Saudi Aramco is now facing the cost of a useless oil price war

Saudi Aramco is now facing the cost of a useless oil price war
Source: Web

It was clear to everybody that the recent Saudi started oil price war would finish with much horrible failure for the Saudi oil producers, just like the past 2014-2016 effort did, which was also started for the same reasons.

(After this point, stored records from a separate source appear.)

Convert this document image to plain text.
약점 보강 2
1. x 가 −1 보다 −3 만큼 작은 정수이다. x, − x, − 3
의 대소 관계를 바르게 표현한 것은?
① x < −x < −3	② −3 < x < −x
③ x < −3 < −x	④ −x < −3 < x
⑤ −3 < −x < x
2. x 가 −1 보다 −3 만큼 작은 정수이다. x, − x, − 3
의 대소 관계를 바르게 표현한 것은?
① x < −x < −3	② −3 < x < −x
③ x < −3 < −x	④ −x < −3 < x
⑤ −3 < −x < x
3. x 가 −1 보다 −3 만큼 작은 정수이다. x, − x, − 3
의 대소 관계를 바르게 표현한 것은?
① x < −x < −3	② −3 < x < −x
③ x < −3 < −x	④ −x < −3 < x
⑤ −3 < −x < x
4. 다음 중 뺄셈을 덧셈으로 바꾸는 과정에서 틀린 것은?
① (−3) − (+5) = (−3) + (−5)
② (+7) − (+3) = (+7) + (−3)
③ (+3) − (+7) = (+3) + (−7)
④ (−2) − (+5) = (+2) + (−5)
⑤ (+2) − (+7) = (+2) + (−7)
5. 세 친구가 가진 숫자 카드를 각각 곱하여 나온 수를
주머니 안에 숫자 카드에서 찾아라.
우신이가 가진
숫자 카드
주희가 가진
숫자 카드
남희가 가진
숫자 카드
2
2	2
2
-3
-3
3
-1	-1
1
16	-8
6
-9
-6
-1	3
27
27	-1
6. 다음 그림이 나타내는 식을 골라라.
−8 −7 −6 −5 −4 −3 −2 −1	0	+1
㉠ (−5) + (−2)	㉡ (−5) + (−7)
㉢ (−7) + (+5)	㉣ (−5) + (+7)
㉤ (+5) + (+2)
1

For Crown MbS (Muhammad bin Salman), the mastermind and backbone of oil price conflicts – the political and economic issues that Saudi Arabia now face to come a distant second to preserving anything he believes is left of his reputation, along with most obvious people demonstration of the internationally rejected omni-shambolic IPO (Initial Public Offering) for Saudi Aramco, a hydrocarbons giant. Resultantly, in order to stand with one of the attractions needed to inveigle someone to purchase the shares, in the triple locked guaranteed dividend payout, ups, and downs cut to key plans for Saudi Arabia are currently being declared.

Saudi Aramco is now facing the consequences of a useless oil price war
Saudi Aramco facing trouble,
Source: Web

 

Now Aramco obliged to give above 18.75 USD

Instead of a fifty percent increase in the net profit of Aramco for the 1st half of the year, an outcome of the Saudi-directed oil price war started at the time when the demand for the oil was already very low due to the pandemic Coronavirus. Moreover, the firm is now obliged to give more than 18.75 billion USD in that quarter alone to those who purchased Aramco shares during the Initial Public Offering. This payment obligation (which is seventy-five billion dollars for the whole year) will have to be paid via budget cuts over and above the fifteen billion USD in Aramco’s yearly capital spending indicated by the chief executive officer of Aramco, Amin Nasser, just after the profit amount.

Furthermore, this would take the total decline from about forty billion USD to about 25 billion dollars. Plus, many reports and studies have mentioned that even this 25-billion-dollar figure would be decreased to another 5 billion dollars, acquiring the whole capital spending in this year from 25 billion dollars to 20 billion dollars.

So whatever these cuts, it keeps a stark fact that 2 dividends combined for the 1st two quarters of the year far outstrip the total free cash flow of Aramco of 21.1 billion USD for the same passage of time.